I don't think BASF really counts, it's more of a factorio district and not one single insanely large building.
I was refering to the size of the factory premises = land + buildings.
It seems we need diffrent categories for a ranking: premises vs. base area of the buildings vs. floor area of the buildings vs. largest building per base area vs. largest building per floor area, etc. And then we would need to clarify what counts in each case ...
Anyway, I live about 20 km from BASF and it is quite an impressive sight, especially at night. Here is a photo: https://de.m.wikipedia.org/wiki/Datei:Fackelschein_des_Steam... However, the red lights are probably an artefact of the camera; typically the lights looks rather bluesh in reality. And the photo was shot with a 400 mm lens: the television tower in the foreground is more than 4 km away from the factory, the house at the left about 3 km.
I've studied in the area and, as a bit of a night person, often drove past at night when driving to or from parents. A very cool sight, though the smell is often less pleasant :D - presumably nothing toxic, that would be illegal, but it does smell bad. Kind of like burning plastic, but without the harshest components of that smell.
Anyway, cool that Germany still has the biggest of something ~heavy industry.
I hope you appreciate how nice it is that you can reasonably assume that whatever you're smelling isn't particularly toxic.

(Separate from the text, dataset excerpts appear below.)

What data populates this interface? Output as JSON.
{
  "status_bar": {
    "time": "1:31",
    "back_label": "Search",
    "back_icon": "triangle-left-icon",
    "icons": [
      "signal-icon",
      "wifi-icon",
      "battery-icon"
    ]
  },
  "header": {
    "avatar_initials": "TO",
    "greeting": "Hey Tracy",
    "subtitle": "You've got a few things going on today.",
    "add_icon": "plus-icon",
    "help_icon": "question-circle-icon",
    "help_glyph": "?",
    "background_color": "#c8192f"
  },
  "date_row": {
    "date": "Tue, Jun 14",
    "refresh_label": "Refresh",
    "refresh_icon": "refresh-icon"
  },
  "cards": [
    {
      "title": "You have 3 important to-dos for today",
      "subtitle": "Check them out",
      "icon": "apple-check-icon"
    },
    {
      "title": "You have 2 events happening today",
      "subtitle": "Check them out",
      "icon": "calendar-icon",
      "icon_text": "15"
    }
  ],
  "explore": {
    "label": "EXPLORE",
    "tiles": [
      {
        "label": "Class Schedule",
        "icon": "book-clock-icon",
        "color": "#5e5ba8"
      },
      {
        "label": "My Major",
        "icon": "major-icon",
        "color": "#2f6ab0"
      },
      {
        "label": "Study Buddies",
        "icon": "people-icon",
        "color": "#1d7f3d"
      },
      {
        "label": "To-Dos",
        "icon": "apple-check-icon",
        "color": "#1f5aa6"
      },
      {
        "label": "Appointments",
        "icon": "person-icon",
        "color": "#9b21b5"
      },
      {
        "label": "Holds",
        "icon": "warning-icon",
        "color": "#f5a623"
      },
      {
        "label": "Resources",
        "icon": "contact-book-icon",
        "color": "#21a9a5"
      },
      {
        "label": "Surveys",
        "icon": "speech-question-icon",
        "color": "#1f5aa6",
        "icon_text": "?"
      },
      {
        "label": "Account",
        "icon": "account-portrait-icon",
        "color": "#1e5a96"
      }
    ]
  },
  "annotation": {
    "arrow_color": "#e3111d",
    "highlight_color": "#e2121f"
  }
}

I would be curious to know what chemical compounds that you are smelling. Germany has incredibly strict environmental protection laws. As an aside, the waterfront of Kawasaki, Japan is pretty similar, but not one single company. It looks straight from Factorio.
Like an image ripped from Blade Runner.
It will be 50 sq. km by the time the extension is finished [1].
[1] https://twitter.com/TaylorOgan/status/1859149340897628545
The wording is confusing, but I believe the Zhengzhou International Land Port is 50sqkm, not the factory. That also fits the numbers they're giving [1]: "Zhengzhou International Land Port Project announced ——total area of around 50 square kilometers", and that includes a lot of "open-air warehouse" (parking lot). It's still massive, but not quite as crazy.
Agreed, the factories clearly aren't the same size as Manhattan.
But as a comparison of scale, both the airports in Denver and Dallas-Fort Worth are larger than Manhattan (27 mi2 or 70 km2).
https://en.wikipedia.org/wiki/Dallas_Fort_Worth_Internationa....
While that is a ton of activity (and empty space, if you have ever seen those airports), the Big Apple might not be the best reference for scale.